I agree with @cthoyt. I don't support adding an acronym property; I do support standardizing synonym type identifiers since these are currently a mess of ontology-local hash IRIs.

Strongly agree with Chris' points with one exception - symbols.

For cell types, we have very strong (I would even say critical) use-cases for official symbols. Long labels are needed for disambiguation purposes, but no-one in the community uses them (similar issue: FlyBase has both gene symbols and official full names). Where consensus emerges on particular symbols as standard, we need to reflect this so that the tools we build have a single, official, compact way to refer to cell types that reflects dominant community usage. This is particularly important for atlases, where, for real-estate reasons, overlay annotation needs short symbols that users can understand.

We are following this approach in FBbt, PCL, and are starting to follow it in CL (currently using an IAO ID).

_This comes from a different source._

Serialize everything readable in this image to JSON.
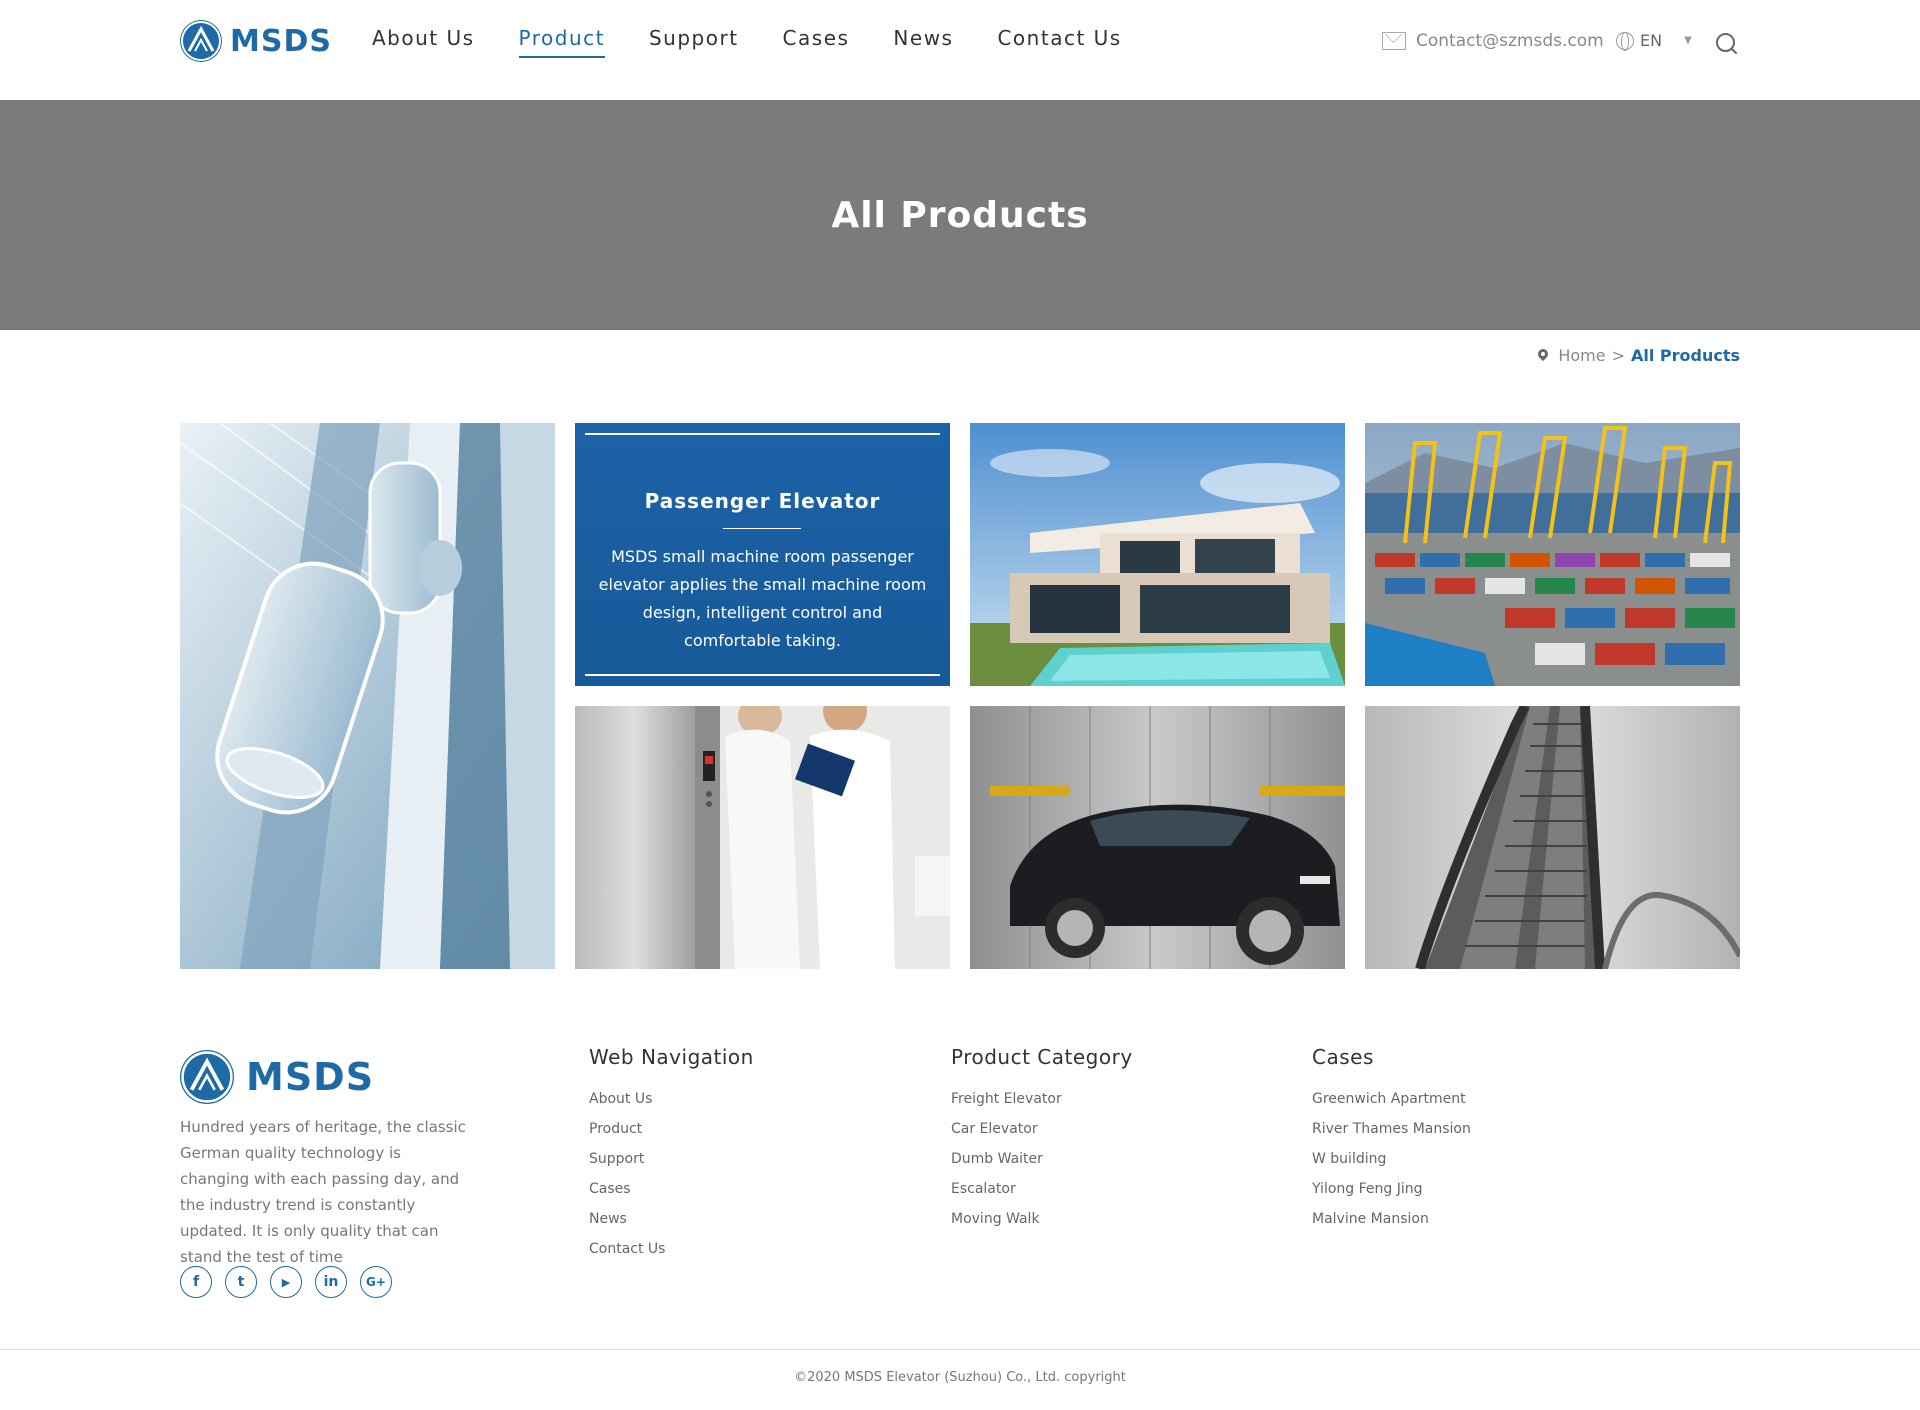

In order to support default assumptions about indexing OBO ontologies for search, we follow an SOP that all symbols should also be exact synonyms - this also allows us to add supporting references.

In discussion at OFOC meeting 2023-10-31 including @csbjohnson and @lschriml, there was consensus that we should create a new 'acronym' synonym type (not a new property).

cthoyt commented

@balhoff was there discussion of if we can include this as a subproperty of "abbreviation"?

cthoyt commented

Either way, I can take care of making this new property.

@balhoff was there discussion of if we can include this as a subproperty of "abbreviation"?

No this wasn't discussed. It's kind of a weird situation, since these things aren't really properties (i.e. relationships) but just put under OWLAnnotationProperty out of convenience (visible in Protege, but no logical commitment).